Hello, hello! It’s been a slow couple of weeks writing-wise. I’ve been re-reading Garnets and Guardians in preparation for another round of edits (it really shouldn’t have taken me two weeks to get through it, but I was lazy and not so productively procrastinating). At the same time, Dad was doing a deep clean of the house and, when it came down to the last room or so, he started doing everything except cleaning what he said he was going to (he did the laundry, ran errands, put knobs and pulls on some cabinets and drawers, etc.). When I picked on him for procrastinating, he denied it because he was doing things that needed to be done. That’s exactly what productive procrastination is: doing things that need to be done eventually instead of what you’re supposed to be doing. Apparently we all do it, not just writers. I felt much better about myself when I realized that.
I know writers who clean their house or run errands or answer emails when they’re supposed to be writing.
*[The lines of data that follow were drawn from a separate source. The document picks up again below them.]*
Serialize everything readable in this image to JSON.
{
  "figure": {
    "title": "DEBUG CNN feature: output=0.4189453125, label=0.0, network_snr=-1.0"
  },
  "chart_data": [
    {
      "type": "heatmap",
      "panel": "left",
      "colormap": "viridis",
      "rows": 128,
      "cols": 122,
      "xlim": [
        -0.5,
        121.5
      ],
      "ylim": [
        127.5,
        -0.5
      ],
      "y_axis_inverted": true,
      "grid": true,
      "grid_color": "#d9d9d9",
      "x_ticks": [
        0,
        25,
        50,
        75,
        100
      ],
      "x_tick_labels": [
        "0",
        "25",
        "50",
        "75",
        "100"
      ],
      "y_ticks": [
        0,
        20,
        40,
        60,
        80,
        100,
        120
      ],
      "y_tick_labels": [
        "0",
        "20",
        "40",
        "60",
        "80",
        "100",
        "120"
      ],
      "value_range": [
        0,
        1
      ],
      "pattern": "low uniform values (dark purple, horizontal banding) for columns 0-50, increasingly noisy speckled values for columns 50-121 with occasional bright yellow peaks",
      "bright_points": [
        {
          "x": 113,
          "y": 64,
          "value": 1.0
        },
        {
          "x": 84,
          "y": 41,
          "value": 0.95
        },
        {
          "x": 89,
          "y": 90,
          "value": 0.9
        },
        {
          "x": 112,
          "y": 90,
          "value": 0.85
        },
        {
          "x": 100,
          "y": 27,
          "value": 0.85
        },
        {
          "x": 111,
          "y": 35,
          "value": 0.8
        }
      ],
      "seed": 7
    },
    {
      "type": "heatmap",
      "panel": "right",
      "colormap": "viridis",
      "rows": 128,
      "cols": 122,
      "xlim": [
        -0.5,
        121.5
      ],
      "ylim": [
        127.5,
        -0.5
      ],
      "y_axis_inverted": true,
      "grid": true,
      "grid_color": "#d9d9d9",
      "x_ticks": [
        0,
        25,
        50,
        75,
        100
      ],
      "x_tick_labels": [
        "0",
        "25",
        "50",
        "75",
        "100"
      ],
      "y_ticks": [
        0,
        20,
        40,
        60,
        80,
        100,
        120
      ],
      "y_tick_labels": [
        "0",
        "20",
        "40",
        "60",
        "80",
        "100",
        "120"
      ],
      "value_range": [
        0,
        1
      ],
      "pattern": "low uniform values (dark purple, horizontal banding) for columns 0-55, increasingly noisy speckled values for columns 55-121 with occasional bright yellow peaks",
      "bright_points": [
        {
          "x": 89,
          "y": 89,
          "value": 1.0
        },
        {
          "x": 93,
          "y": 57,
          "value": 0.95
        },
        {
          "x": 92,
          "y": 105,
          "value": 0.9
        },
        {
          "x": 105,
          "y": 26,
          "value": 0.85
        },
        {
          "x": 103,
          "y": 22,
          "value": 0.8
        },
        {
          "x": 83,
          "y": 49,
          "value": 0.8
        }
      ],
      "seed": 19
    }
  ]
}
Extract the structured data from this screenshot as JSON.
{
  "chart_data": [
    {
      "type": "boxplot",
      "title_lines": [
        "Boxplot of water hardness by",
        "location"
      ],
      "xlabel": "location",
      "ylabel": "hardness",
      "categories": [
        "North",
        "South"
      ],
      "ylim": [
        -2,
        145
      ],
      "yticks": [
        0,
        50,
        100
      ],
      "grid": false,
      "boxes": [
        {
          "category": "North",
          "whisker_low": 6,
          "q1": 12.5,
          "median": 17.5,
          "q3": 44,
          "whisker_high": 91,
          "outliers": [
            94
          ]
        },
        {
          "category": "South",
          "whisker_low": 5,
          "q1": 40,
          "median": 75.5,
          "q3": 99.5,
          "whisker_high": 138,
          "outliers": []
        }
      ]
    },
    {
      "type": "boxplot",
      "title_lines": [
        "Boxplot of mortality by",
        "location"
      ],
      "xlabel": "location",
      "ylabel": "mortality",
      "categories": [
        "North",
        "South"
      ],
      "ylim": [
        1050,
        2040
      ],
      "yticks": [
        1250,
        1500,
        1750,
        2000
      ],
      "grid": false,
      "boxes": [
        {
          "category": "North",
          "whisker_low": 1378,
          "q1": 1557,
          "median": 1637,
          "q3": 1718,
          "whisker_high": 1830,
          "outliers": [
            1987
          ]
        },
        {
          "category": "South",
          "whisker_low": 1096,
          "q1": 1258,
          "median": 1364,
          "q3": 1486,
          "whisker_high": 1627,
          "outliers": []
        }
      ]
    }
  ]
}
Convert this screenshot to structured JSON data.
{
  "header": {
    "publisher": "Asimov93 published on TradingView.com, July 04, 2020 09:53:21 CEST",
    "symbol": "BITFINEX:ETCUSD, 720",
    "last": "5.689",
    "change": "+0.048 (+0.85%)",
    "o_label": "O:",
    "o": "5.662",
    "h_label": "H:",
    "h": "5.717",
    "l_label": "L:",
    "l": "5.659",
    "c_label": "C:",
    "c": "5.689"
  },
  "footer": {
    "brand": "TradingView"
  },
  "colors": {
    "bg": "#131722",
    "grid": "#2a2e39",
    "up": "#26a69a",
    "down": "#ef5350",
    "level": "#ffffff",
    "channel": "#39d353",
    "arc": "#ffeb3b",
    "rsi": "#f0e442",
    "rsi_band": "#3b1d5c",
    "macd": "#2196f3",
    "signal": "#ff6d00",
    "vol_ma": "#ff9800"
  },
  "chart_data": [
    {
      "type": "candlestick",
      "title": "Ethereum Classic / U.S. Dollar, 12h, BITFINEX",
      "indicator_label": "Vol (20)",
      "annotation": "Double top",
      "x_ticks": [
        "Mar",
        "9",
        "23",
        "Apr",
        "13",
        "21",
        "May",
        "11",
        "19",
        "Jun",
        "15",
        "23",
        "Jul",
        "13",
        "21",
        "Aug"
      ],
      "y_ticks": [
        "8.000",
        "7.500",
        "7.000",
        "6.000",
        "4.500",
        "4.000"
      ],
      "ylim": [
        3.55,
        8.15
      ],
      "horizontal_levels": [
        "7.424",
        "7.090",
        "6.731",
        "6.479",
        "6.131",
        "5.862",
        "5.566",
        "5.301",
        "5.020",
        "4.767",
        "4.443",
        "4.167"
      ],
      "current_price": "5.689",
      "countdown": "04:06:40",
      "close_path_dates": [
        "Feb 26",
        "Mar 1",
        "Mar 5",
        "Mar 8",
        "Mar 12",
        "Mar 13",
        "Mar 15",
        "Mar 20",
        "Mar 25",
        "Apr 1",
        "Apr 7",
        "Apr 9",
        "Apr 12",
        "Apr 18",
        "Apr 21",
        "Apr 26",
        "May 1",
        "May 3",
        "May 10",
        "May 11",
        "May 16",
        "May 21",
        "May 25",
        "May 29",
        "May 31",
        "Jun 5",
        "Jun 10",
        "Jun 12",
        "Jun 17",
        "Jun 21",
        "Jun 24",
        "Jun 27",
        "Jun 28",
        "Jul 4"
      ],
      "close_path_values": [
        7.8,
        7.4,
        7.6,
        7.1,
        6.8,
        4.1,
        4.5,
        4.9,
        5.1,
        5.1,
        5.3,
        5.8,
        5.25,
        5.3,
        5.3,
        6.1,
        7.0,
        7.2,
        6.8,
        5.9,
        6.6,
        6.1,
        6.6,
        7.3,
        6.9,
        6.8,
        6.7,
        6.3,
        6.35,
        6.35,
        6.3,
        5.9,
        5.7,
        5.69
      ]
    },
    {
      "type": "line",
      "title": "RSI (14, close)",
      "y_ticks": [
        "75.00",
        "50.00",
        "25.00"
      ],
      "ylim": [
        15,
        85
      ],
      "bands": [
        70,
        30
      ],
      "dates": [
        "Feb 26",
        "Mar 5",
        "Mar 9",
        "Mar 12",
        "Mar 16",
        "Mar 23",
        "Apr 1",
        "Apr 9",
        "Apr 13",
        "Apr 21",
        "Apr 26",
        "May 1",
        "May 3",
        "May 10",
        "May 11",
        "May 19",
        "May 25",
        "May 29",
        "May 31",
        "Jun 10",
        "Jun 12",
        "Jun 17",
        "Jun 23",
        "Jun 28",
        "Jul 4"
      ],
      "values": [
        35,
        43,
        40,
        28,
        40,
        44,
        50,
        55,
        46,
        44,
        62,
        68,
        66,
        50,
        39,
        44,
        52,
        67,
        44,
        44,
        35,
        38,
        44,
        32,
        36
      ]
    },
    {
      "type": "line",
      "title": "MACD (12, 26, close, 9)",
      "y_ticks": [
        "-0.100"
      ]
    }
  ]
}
I tidy up my computer files when I’m desperate to avoid writing. I also volunteer to read for people when I’m looking for a break. There are all kinds of ways to avoid what you’re supposed to be doing when you have other stuff to focus on. I know some people who keep busy by working on a short story or two instead of the novel they’re in the middle of writing. I’m supposed to start edits on G&G today, but I might just write a ten minute play instead. Sometimes, the brain insists you do something else. That’s okay.
Productive procrastination plays two important roles in life. First, it gives you a well-deserved break while keeping you from feeling guilty for not doing something that needs to be done. Sitting around and binge watching Netflix instead of writing feels like a no-no, but fold the laundry while you’re doing it and suddenly it’s not so bad. And second, it gives us the motivation to do all the little things no one really wants to do. I didn’t really want to do my checkbook the other day, but I didn’t want to read G&G again even more, so guess which one got done first. It forces us to prioritize things.
Eventually, you’ll run out of things that are less painful than whatever you’re supposed to be doing, or you’ll realize you have a deadline looming, and you’ll suck it up and do the thing. If not, then whatever it was wasn’t that important to you in the first place. As long as you’re getting something done, take it as a win. Yeah, I feel guilty when I don’t get my writing or edits or whatever done, but as long as I did something important in its place, I’m happy. Every task completed during procrastination is one less thing you have to worry about the next day. Enjoy it.
Are you a productive procrastinator? How do you decide when enough is enough and you should do the thing you’re supposed to do? Is there a method to your procrastination or do you simply do whatever pops to mind first? Feel free to share your words of advice with us.